Second Roman Catholic Bishop of Nottingham

Richard Butler Roskell (15 August 1817 – 27 January 1883) was the second Bishop of the Roman Catholic Diocese of Nottingham.

Richard Butler Roskell was born in Gateacre, near Liverpool 15 August 1817. On 20 July 1825, he was placed at St. Cuthbert's College, Ushaw. On leaving Ushaw in 1832, he went to Rome to continue his studies and was ordained a priest on 9 June 1840, aged 22, by Bishop Nicholas Wiseman, then Coadjutor Vicar Apostolic of the Midland District.

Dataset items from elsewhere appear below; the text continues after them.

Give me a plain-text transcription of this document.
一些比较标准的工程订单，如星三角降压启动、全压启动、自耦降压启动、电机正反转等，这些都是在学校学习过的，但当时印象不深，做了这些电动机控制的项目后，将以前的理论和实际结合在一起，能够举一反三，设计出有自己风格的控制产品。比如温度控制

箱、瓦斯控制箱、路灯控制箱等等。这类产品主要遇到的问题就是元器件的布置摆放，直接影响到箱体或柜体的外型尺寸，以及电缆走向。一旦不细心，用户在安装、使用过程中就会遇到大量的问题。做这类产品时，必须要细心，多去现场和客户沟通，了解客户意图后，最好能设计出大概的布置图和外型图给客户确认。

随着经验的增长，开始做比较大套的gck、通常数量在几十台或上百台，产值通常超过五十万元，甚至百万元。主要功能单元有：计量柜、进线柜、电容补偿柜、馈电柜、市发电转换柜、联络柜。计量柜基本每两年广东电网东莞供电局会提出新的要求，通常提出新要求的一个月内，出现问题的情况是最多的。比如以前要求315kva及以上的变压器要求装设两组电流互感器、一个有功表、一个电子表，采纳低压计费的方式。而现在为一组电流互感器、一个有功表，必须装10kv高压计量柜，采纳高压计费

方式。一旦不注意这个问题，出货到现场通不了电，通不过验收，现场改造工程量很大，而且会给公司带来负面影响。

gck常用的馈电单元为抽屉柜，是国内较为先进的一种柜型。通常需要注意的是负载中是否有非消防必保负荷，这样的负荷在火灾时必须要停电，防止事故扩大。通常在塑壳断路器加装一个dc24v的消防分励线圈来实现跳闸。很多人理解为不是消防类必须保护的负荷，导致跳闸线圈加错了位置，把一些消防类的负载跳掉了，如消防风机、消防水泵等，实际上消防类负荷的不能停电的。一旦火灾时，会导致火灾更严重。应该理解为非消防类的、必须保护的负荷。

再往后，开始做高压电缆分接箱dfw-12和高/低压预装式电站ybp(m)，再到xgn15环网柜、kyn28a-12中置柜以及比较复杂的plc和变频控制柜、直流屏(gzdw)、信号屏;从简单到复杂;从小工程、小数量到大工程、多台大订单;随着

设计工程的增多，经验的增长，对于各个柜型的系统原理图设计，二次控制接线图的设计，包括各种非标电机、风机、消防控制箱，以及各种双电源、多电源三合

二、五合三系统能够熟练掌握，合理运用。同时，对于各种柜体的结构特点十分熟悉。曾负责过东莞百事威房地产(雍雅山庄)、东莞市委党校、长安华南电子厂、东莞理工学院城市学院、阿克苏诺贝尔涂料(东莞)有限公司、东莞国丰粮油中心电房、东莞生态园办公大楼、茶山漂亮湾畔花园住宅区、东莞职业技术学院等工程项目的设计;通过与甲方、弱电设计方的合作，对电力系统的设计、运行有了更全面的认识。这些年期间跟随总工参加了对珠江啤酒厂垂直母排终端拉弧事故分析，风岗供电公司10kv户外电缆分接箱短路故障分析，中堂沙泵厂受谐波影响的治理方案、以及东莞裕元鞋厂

From Rome, he went on the English mission and was assigned to St. Patrick's in Manchester. He became provost to the Cathedral Chapter at Salford, and served as vicar-general to Bishop Turner. On 29 July 1853, aged 36, he was appointed Bishop of Nottingham and consecrated bishop on 21 September 1853 in Nottingham by Nicholas Wiseman, by then Cardinal Archbishop of Westminster.

On 5 July 1875, aged 57, he resigned as Bishop of Nottingham due to failing health and was appointed Titular Bishop of Abdera. He retired to Whitewell, where he died at the age of 65.

The episcopal motto Roskell chose was: Ros coeli, (Heaven's dew), a reminder of the Latin hymn Rorate coeli, but moreover an allusion to his last name: Ros-kell.

He was a priest for 42 years and a bishop for 29 years.